The expected path of the storm shifted a bit to the south in recent days. Forecasters put out a winter storm warning for the Boston area, but later downgraded it to a winter weather advisory after predictions for the area dropped. Instead of getting over 6 inches of snow, the Boston area is expected to get 3-5 inches.
The winter storm brought an abrupt end to mild conditions in which temperatures reached well into the 50s over the weekend.
As of Tuesday afternoon, West Hartford, Connecticut, had the highest reported snowfall total at over 15 inches. Central Park in New York had reported 3.2 inches of snow. Over 6 inches of snow was reported at Coney Island. The last time more than 3 inches of snow fell on New York was January 2022.

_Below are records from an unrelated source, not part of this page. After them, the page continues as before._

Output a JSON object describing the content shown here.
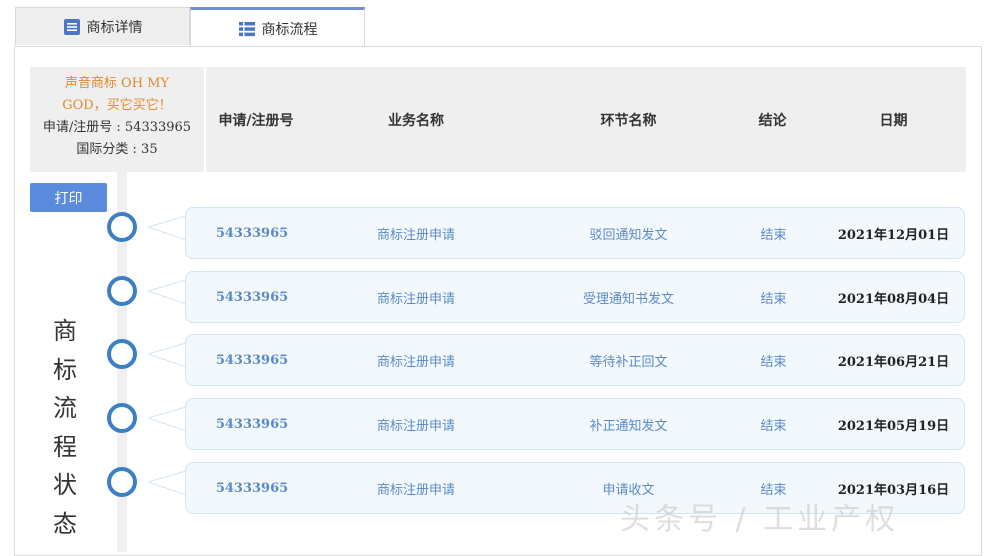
{
  "tabs": [
    {
      "label": "商标详情",
      "icon": "document-list-icon"
    },
    {
      "label": "商标流程",
      "icon": "list-icon"
    }
  ],
  "info": {
    "name": "声音商标 OH MY GOD，买它买它！",
    "reg_line": "申请/注册号 : 54333965",
    "class_line": "国际分类 : 35"
  },
  "headers": [
    "申请/注册号",
    "业务名称",
    "环节名称",
    "结论",
    "日期"
  ],
  "print_label": "打印",
  "vertical_title": [
    "商",
    "标",
    "流",
    "程",
    "状",
    "态"
  ],
  "rows": [
    {
      "number": "54333965",
      "business": "商标注册申请",
      "step": "驳回通知发文",
      "result": "结束",
      "date": "2021年12月01日"
    },
    {
      "number": "54333965",
      "business": "商标注册申请",
      "step": "受理通知书发文",
      "result": "结束",
      "date": "2021年08月04日"
    },
    {
      "number": "54333965",
      "business": "商标注册申请",
      "step": "等待补正回文",
      "result": "结束",
      "date": "2021年06月21日"
    },
    {
      "number": "54333965",
      "business": "商标注册申请",
      "step": "补正通知发文",
      "result": "结束",
      "date": "2021年05月19日"
    },
    {
      "number": "54333965",
      "business": "商标注册申请",
      "step": "申请收文",
      "result": "结束",
      "date": "2021年03月16日"
    }
  ],
  "watermark": "头条号 / 工业产权"
}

About 1.6 inches of snow fell on downtown Philadelphia, the National Weather Service reported.
Now that most of the heavy snow has ended, some lingering concerns remain.
"Strong winds are expected on the back side of the departing low center, and this coupled with the heavy, wet snow may result in downed trees and power lines which will result in concerns for power outages," the National Weather Service said.
The storm is having significant impacts on air travel. According to FlightAware, 37% of flights leaving New York's LaGuardia Airport have been canceled as of early Tuesday afternoon. The website also reported about 27% of flights departing Newark Liberty International Airport were canceled for Tuesday.
About 26% of flights leaving Boston Logan International Airport were canceled as nearly 20% of flights for Tuesday have been canceled at John F. Kennedy International Airport.
The storm also marks the first time this year that New York's public school system has shifted from in-person learning to remote. School buildings were closed on Tuesday.
Prior to Tuesday's storm, Manhattan picked up just 2.3 inches of snow thus far this winter, down from an average of 18.5 inches at this point in the season.